Latimer, a large language model tool trained on a corpus of data focused on Black culture and history launched last month, will release a new tool in the coming weeks.

The AI startup, named after inventor Lewis Howard Latimer and affectionately known as “The BlackGPT” is an answer to the bias, lack of cultural competency, and erasure found in popular AI tools like ChatGPT, says Latimer CEO and cofounder John Pasmore.
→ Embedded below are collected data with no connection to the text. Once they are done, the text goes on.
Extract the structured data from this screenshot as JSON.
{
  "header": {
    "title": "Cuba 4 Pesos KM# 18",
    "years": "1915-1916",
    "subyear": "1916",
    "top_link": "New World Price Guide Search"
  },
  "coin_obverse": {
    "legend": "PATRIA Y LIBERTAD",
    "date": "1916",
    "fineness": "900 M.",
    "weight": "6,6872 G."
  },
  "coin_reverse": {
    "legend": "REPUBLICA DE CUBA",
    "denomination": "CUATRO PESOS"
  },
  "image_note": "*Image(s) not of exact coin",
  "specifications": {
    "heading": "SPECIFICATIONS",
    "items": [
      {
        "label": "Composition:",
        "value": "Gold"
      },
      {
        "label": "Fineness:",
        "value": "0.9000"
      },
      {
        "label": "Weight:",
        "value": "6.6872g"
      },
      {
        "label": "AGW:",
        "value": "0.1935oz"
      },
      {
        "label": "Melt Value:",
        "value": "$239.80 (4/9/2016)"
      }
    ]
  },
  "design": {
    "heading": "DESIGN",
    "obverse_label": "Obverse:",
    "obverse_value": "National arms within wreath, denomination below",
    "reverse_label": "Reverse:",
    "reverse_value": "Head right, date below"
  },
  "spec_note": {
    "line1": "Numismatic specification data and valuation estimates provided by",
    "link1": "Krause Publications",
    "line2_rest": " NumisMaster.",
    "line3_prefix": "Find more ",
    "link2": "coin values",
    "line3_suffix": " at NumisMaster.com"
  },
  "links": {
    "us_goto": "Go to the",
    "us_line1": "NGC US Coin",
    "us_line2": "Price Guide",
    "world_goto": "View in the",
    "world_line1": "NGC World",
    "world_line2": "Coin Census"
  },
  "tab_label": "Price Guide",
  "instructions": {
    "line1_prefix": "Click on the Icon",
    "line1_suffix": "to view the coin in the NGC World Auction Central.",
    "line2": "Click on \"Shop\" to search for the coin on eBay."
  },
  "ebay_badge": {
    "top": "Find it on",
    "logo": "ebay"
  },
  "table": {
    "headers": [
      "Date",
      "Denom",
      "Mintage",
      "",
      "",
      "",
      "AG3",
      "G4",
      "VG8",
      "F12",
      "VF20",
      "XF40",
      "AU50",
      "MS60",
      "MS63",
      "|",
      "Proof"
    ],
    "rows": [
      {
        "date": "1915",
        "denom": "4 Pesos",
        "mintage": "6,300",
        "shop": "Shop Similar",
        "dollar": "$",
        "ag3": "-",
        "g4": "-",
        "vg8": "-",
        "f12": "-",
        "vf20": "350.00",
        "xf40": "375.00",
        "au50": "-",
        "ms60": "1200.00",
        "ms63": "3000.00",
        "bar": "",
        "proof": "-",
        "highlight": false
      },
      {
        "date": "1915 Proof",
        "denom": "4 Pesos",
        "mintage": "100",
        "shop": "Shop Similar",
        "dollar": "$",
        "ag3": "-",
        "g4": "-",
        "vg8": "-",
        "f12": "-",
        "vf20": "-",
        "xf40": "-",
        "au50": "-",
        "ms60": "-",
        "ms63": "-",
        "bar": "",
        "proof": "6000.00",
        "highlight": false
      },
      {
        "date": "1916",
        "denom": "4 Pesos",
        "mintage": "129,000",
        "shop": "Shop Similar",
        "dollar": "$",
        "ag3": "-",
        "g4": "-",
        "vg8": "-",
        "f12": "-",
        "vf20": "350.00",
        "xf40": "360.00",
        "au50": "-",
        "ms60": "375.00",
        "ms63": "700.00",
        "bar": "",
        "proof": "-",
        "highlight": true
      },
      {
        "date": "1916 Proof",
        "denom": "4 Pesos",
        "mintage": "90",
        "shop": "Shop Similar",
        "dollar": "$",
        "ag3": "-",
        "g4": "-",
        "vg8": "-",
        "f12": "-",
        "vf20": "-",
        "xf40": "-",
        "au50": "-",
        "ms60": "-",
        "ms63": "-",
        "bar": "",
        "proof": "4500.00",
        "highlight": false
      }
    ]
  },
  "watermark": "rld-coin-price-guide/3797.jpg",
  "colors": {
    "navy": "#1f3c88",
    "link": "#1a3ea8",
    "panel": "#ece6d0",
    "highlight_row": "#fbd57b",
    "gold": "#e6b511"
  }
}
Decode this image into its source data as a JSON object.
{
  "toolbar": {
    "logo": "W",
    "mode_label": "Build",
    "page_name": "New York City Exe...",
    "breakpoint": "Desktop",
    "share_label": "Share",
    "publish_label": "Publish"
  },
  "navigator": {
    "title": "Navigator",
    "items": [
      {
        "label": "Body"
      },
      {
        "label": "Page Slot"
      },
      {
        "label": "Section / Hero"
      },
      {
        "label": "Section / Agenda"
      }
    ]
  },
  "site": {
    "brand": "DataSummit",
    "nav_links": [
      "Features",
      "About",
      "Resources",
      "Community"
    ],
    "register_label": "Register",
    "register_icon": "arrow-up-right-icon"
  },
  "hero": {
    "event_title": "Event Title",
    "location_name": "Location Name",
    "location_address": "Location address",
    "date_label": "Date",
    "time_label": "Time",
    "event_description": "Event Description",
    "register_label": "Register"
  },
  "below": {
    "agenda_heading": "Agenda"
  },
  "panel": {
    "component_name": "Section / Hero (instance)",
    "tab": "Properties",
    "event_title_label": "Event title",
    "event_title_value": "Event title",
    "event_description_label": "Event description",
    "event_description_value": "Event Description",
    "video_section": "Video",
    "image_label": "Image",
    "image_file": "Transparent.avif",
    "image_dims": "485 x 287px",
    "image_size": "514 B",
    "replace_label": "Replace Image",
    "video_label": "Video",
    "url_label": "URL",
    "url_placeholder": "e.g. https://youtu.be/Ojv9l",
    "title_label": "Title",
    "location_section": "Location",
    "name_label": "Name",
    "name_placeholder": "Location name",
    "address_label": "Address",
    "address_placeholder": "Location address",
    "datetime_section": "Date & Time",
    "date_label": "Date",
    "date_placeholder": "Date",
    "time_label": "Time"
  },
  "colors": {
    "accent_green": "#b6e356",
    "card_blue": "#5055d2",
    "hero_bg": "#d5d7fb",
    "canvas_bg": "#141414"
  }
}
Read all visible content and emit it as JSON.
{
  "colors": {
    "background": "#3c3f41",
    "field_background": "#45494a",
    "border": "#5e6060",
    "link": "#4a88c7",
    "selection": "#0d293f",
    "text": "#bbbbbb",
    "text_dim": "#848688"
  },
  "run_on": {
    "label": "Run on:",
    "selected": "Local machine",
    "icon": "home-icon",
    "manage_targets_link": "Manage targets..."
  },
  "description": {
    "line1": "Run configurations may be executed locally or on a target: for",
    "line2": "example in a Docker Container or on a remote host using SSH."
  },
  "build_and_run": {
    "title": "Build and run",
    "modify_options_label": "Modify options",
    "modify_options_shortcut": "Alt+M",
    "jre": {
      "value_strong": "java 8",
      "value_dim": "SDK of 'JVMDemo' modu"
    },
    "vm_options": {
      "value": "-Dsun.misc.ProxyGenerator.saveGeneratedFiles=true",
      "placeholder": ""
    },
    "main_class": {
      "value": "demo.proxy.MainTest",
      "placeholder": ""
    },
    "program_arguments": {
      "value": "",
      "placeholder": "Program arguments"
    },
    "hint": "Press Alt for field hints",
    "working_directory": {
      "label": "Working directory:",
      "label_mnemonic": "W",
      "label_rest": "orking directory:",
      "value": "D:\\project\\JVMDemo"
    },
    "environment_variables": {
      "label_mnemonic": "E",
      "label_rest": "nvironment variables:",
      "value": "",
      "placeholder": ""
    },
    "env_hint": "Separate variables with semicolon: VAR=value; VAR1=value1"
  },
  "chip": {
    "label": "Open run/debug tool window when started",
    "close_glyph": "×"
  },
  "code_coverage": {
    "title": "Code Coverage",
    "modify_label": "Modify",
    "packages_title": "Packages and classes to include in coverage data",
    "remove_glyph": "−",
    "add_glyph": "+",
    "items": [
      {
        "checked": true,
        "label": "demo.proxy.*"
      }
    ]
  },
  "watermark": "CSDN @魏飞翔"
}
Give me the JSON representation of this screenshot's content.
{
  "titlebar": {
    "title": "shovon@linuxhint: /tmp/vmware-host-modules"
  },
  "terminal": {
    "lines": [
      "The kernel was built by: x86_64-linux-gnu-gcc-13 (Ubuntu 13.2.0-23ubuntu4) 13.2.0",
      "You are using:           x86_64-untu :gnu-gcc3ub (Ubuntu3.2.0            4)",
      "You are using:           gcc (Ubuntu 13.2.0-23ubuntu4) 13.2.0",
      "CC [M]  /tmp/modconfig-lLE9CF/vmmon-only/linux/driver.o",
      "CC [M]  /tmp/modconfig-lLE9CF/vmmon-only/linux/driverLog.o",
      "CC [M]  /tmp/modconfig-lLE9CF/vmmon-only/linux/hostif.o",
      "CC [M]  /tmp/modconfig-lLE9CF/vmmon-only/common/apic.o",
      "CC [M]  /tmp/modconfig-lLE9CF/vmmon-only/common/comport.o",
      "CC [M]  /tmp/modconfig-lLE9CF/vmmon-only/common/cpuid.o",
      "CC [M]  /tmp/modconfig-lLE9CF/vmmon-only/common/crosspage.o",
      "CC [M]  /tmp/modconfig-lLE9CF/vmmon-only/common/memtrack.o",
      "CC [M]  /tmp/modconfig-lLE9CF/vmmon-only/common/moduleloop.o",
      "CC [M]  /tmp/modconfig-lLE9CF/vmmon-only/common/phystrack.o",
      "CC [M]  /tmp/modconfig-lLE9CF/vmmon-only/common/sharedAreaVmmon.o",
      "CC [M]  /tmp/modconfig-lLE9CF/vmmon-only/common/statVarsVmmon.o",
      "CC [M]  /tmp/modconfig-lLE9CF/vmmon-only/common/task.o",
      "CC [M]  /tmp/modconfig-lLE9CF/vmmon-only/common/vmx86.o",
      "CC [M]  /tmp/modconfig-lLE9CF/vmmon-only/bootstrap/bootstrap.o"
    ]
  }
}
The tool works by accessing ChatGPT’s codebase through an application programming interface (API) and then applies retrieval-augmented generation (RAG), or pulling information from a specialized subset of data, in this case, data specific to Black history, to generate human-like text to users’ queries.

Latimer’s new API will provide users and companies access to their datasets. In addition, it can detect bias. Pasmore said the company has plans to launch about five more products specifically focused on bias detection.

The move-fast, break-things energy in AI created an opportunity for Latimer, Pasmore said.

“The focus was on speed and developing what some consider reasoning capabilities, more so than guardrails, bias, offending anybody, or getting things accurate about certain people. This has created an opportunity for us.”

The company’s content acquisition strategy centers on HBCUs (historically Black colleges and universities), partnerships, and licensing deals with Black media and content producers. The lead content czar for Latimer’s database is Temple University’s Molefi Kete Asante, who created the school’s first African American studies Ph.D. program.

“Black and Brown publishers want to both financially benefit from having produced this content but also don’t want the content to be so siloed, that you can only get accurate information from one place, even if it’s Latimer,” Pasmore said.

Latimer first started by partnering, licensing with, and selling to higher education. Increasingly, early commercial uses hold potential, Pasmore said.

“The most frequent request on the commercial side is from marketers, whether it’s brands or agencies, even healthcare or drug companies, that want to speak in a more authentic voice to Black and Brown people,” Pasmore said.

He also said companies’ customer service organizations can use the API to monitor customer communication for bias.

Already, Latimer has partnered with Morgan State to develop a method for detecting bias in AI-generated text. This method is baked into Latimer’s nascent suite of business offerings set to launch after the release of its API.

The company is doing internal testing and establishing a pricing strategy for the API offering scheduled for March. Latimer is free to use for up to 100 message queries per day, then $9.99 a month for full access. Its product rollout strategy will deliberately mirror that of OpenAI in terms of features and functionalities that have proven attractive.

“Our API will likely be priced premium to OpenAI’s 4.0 because we have a unique dataset, that has licensed data and that is valuable to organizations that want to interact with us by API.”

Latimer’s first investor is New York-based investor Esther Dyson, and it’s backed by other private investors, at an undisclosed amount.

Pasmore has a background in finance and is also a partner at TRS Capital. He previously co-founded a video travel platform VoyageTV which raised a $10 million Series A led by Syncom Venture Partners. Pasmore eventually sold the company and went back to school to earn a computer science degree before turning his focus to AI.

He is confident that there is “a billion-dollar opportunity” to address bias in incumbent AI offerings for enterprises.